The American Cancer Society has announced the results of its recent
election of officers for its national board of directors: Stephen F. Sener,
M.D., Northwestern University's Feinberg School of Medicine, Chicago,
president; Thomas G. Burish, Ph.D., Washington and Lee University,
Lexington, Va., chairman; Carolyn D. Runowicz, M.D., Carole and Ray
Neag Comprehensive Cancer Center, Farmington, Conn., president-elect; Sally
West Brooks, R.N., Palm Springs, Calif., chair-elect; Anna
Johnson-Winegar, Ph.D., Middletown, Md., vice chairman; Richard C.

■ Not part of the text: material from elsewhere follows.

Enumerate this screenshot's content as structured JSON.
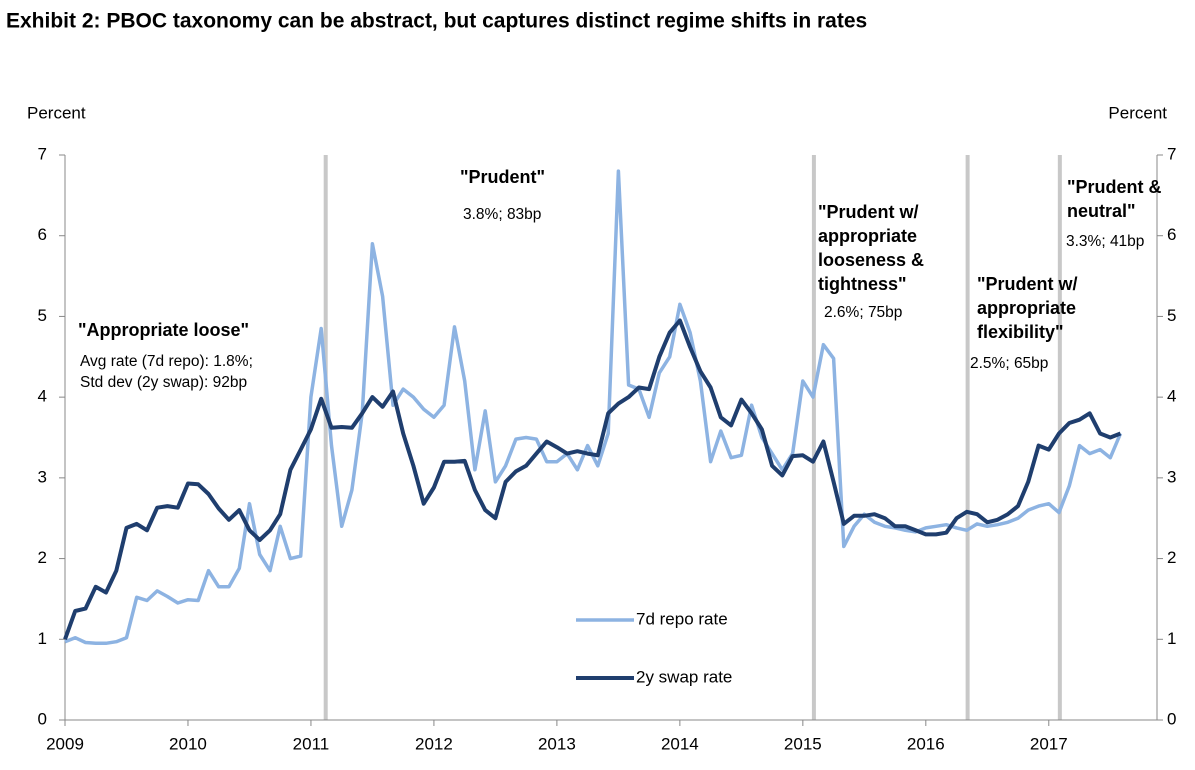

Wender, M.D., Jefferson Medical College, Philadelphia, vice
president-elect; Elmer E. Huerta, M.D., Washington Hospital Center,
Washington, D.C., second vice president; G. Van Velsor Wolf Jr.,
Phoenix, Ariz., treasurer; and Marion E. Morra, Sc.D., Yale School of
Nursing, New Haven, Conn., secretary.
Raymond N. DuBois, M.D., Ph.D., has been named director of
the Vanderbilt-Ingram Cancer Center in Nashville. DuBois will succeed the
center's founding director, Harold L. Moses, M.D. DuBois, who will
assume his new position on January 1, 2005, is currently an associate director
for Cancer Prevention and Control and holds the Hortense B. Ingram Chair in
Molecular Oncology at the center.
The H. Lee Moffit Cancer Center & Research Institute in Tampa,
Fla., has made three new appointments.
Susan Hoover, M.D., a surgical oncologist formerly at the University of Texas Southwestern Medical School at Dallas, has joined the Don & Erika Wallace Comprehensive Breast Program.
Björn Holmström, M.D., has joined the Internal and Hospital Medicine Program. Holmström was previously at the Mercer University School of Medicine.
Sajeel Chowdhary, M.D., has joined the Neuro-Oncology Program.